Das Gedicht „Der Tod der Liebenden“ ist vom deutschen Dichter Georg Heym, einem wichtigen Vertreter des literarischen Expressionismus, der im frühen 20. Jahrhundert wirkte. Dabei reihen sich fließende Verse zu einer spielerischen Meditation über den Tod, die Liebe und das Meer.

Beim ersten Eindruck lässt das Gedicht einen kraftvollen und schwermütigen Eindruck zurück: Es verwirbelt die Sehnsucht nach Geborgenheit mit der Dunkelheit des Todes und verliert sich im Unendlichen des Meeres.

Das lyrische Ich beschreibt eine visionäre Welt, in der zwei Liebende durch den Tod vereint werden. In den ersten vier Strophen wird dem Meer und dem Himmel eine fast göttliche Präsenz zugeordnet, die einerseits durch ihre Schönheit verzaubert, andererseits durch ihre furchterregende Tiefe beängstigt.
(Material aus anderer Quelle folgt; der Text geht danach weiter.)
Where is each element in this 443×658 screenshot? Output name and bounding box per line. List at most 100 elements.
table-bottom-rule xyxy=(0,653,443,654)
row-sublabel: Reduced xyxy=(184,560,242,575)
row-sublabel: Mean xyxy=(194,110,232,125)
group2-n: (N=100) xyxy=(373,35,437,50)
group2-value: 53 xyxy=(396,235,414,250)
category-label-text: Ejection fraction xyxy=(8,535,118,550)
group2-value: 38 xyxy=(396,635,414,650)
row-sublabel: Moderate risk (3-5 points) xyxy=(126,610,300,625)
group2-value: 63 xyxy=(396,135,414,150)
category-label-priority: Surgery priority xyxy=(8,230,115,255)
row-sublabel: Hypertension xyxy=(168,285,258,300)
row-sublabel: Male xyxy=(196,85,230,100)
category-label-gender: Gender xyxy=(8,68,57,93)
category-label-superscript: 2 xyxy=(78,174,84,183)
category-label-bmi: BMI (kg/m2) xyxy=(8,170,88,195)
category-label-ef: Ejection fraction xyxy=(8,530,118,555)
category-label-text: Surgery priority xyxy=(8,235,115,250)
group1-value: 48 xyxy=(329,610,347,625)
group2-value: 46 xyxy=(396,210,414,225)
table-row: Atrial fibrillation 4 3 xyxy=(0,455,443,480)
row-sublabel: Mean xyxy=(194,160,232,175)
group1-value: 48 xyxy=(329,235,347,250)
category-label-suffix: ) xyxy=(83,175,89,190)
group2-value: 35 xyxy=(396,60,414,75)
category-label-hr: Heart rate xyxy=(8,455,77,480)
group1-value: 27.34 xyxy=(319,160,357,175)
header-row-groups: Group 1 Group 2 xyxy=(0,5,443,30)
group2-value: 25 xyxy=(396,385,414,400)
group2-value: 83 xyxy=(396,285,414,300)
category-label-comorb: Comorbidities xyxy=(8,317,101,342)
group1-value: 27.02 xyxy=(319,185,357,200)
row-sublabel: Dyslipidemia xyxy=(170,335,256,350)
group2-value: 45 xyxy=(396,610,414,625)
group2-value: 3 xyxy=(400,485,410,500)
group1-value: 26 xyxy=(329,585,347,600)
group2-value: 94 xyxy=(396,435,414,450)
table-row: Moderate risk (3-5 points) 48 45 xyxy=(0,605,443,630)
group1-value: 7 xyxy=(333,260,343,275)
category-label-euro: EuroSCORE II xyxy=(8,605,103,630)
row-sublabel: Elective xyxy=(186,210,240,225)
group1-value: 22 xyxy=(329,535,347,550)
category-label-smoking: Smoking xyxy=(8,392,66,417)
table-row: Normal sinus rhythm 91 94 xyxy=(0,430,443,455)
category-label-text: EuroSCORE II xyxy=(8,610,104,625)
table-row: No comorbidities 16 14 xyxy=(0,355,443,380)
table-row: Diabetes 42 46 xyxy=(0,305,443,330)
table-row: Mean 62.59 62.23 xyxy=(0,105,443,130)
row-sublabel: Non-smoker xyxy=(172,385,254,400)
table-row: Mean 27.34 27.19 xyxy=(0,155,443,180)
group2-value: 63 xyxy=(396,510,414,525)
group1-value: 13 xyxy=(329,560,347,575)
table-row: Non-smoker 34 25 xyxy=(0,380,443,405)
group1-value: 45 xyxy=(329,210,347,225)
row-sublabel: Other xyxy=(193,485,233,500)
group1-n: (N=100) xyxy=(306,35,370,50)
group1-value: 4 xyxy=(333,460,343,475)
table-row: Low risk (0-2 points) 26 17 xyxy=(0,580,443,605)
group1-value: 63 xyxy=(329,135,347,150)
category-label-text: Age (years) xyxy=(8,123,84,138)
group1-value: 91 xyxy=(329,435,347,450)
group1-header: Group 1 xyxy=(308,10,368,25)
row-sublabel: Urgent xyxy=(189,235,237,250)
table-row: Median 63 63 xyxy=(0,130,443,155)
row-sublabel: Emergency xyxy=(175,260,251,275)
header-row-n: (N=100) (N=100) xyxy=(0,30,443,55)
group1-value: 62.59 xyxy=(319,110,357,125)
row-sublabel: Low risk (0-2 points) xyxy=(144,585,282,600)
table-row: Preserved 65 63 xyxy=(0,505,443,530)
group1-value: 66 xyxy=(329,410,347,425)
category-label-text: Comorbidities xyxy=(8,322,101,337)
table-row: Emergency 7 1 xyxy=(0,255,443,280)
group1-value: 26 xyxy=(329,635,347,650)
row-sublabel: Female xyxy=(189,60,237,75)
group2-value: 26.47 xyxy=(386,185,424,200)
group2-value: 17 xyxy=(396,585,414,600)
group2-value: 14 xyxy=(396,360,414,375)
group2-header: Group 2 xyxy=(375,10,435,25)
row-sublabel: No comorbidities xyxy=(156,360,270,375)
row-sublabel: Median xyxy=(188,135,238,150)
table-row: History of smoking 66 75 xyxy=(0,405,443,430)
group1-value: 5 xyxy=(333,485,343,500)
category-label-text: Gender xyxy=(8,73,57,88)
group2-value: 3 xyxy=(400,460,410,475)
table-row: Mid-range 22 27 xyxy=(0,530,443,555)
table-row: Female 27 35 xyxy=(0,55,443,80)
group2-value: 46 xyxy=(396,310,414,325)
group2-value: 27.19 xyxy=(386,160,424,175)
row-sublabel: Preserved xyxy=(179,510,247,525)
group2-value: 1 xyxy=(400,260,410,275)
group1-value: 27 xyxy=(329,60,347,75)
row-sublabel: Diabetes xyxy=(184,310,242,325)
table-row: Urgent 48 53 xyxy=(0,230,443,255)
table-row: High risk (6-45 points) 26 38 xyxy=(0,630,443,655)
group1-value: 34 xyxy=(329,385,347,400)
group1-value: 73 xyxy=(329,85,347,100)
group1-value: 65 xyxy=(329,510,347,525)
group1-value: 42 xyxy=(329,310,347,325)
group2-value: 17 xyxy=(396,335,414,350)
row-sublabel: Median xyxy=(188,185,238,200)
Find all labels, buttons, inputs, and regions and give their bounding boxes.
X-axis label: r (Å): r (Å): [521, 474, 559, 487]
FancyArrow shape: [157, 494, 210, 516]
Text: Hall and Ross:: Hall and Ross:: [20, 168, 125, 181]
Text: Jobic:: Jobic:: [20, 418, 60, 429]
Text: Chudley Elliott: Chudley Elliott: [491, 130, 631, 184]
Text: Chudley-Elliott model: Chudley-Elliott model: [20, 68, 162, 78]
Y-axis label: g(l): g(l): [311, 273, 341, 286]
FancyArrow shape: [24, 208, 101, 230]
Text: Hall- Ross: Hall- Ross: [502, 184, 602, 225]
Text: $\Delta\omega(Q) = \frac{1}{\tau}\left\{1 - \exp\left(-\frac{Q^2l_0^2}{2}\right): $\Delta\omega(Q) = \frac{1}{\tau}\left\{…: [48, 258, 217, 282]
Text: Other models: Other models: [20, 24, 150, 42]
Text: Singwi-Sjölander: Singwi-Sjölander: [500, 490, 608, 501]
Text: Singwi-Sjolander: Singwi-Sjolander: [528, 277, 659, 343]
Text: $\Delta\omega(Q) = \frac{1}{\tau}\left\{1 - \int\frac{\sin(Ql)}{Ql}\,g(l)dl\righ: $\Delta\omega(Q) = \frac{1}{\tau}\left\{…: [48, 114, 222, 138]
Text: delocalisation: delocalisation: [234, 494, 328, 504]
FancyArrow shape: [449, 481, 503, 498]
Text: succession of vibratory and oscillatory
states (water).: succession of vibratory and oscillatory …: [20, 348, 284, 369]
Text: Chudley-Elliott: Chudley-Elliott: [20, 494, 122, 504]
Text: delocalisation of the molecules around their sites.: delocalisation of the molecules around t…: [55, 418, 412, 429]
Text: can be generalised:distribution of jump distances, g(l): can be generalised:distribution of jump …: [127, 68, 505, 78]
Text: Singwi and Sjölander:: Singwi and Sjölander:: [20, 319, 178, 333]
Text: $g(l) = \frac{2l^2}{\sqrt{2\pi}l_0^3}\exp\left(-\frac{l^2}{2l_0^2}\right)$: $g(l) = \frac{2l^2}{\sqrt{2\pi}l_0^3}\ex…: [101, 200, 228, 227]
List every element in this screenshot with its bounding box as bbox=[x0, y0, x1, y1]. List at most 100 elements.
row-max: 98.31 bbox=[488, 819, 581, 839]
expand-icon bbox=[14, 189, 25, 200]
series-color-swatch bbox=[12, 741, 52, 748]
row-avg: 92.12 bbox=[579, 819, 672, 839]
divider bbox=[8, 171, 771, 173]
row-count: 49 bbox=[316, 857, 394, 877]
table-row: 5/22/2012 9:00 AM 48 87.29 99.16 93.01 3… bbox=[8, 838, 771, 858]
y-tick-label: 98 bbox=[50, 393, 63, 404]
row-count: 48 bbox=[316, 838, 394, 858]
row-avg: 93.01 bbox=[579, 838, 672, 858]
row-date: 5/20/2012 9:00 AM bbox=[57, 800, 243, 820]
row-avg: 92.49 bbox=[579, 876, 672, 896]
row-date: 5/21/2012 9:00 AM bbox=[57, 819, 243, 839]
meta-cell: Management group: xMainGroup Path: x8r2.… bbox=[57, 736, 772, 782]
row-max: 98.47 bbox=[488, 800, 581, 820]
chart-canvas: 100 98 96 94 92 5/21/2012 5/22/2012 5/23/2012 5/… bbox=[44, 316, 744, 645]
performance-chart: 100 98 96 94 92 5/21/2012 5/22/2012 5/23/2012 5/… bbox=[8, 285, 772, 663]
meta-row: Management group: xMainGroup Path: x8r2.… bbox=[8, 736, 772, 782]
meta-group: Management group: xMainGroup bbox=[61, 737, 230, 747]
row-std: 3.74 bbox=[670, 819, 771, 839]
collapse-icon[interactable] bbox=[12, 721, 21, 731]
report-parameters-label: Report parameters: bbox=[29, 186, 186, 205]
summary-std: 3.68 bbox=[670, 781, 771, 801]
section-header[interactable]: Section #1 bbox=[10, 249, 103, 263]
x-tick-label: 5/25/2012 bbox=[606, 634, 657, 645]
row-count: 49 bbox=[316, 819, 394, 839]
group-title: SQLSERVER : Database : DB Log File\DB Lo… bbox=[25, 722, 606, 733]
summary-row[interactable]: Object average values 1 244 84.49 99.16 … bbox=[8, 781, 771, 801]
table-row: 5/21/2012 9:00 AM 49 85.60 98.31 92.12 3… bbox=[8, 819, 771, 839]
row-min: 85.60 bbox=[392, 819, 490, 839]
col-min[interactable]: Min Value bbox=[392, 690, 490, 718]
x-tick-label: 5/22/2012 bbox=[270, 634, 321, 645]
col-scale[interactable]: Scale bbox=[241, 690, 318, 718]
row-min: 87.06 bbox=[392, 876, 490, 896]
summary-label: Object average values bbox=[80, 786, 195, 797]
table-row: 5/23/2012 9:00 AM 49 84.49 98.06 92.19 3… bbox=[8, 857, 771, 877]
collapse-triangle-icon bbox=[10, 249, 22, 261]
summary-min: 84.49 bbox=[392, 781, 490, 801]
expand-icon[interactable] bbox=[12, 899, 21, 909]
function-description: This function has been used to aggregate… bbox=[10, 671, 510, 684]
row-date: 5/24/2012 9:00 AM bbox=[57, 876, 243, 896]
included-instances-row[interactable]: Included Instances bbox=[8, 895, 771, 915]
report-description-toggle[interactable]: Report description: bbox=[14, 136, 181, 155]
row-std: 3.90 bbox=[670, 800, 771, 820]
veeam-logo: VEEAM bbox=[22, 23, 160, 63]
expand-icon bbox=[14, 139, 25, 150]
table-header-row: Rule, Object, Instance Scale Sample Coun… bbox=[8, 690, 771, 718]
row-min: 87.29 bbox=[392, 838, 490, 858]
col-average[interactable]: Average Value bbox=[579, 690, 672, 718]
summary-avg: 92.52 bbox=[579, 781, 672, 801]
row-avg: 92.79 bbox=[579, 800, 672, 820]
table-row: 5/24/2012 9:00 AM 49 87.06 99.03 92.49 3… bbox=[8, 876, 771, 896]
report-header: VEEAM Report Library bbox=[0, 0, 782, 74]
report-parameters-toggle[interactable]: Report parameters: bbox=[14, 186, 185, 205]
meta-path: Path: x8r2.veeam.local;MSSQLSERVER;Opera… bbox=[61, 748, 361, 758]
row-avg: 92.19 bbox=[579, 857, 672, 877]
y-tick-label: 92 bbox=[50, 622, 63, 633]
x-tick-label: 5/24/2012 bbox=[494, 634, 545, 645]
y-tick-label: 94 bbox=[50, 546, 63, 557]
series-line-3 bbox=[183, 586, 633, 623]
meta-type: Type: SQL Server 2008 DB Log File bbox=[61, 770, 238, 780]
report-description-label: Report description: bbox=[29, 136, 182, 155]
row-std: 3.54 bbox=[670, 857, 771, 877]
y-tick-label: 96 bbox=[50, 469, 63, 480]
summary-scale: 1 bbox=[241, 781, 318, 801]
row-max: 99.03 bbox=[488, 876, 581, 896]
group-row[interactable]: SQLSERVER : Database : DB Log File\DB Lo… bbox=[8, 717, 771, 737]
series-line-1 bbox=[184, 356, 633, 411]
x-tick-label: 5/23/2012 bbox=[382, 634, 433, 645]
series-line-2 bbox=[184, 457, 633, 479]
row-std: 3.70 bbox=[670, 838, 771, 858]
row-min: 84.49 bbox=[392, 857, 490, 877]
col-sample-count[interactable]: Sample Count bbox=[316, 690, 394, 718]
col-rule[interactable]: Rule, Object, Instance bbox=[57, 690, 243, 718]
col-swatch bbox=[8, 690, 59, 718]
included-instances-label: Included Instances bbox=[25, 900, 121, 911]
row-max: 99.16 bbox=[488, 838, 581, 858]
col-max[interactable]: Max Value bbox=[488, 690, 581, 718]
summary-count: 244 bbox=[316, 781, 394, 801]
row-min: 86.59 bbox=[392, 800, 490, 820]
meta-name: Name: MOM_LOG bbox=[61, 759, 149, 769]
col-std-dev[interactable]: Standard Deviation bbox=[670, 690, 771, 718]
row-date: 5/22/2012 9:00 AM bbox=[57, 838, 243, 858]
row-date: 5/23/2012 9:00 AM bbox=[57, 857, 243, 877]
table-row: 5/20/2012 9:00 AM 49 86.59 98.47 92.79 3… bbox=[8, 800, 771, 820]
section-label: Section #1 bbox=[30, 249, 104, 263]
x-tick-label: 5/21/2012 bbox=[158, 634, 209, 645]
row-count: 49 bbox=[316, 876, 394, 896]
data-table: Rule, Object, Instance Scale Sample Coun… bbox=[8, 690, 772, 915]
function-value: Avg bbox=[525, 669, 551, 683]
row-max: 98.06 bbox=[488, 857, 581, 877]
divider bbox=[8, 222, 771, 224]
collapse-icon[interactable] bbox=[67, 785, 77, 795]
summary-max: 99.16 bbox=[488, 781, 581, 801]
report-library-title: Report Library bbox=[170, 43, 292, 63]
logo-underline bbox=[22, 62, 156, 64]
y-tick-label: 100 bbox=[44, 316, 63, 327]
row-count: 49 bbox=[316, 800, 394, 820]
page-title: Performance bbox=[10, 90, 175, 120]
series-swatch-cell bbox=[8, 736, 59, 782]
Insbesondere die Darstellung des Todes als einen sanften Fährmann, der die Liebenden in eine ewige Heimat bringt, vermittelt einen grotesken, aber schmerzhaften Wunsch nach Geborgenheit und Zusammensein.

Die Form und Struktur des Gedichts weisen besonders in der gekonnte Verwendung von impressionistischen Bildern und der sich wiederholenden Versstruktur eine hohe Kunstfertigkeit auf. Die Metaphern und Vergleiche tragen zur starken Stimmung des Gedichts bei und lassen es atmosphärisch und anrührend wirken. Auch die Sprache des Gedichts ist sehr bildhaft und poetisch, sie vermittelt den Eindruck einer fast mystischen Szenerie und schafft eine intensive, schwer zu erreichende Atmosphäre von Einsamkeit und Traurigkeit.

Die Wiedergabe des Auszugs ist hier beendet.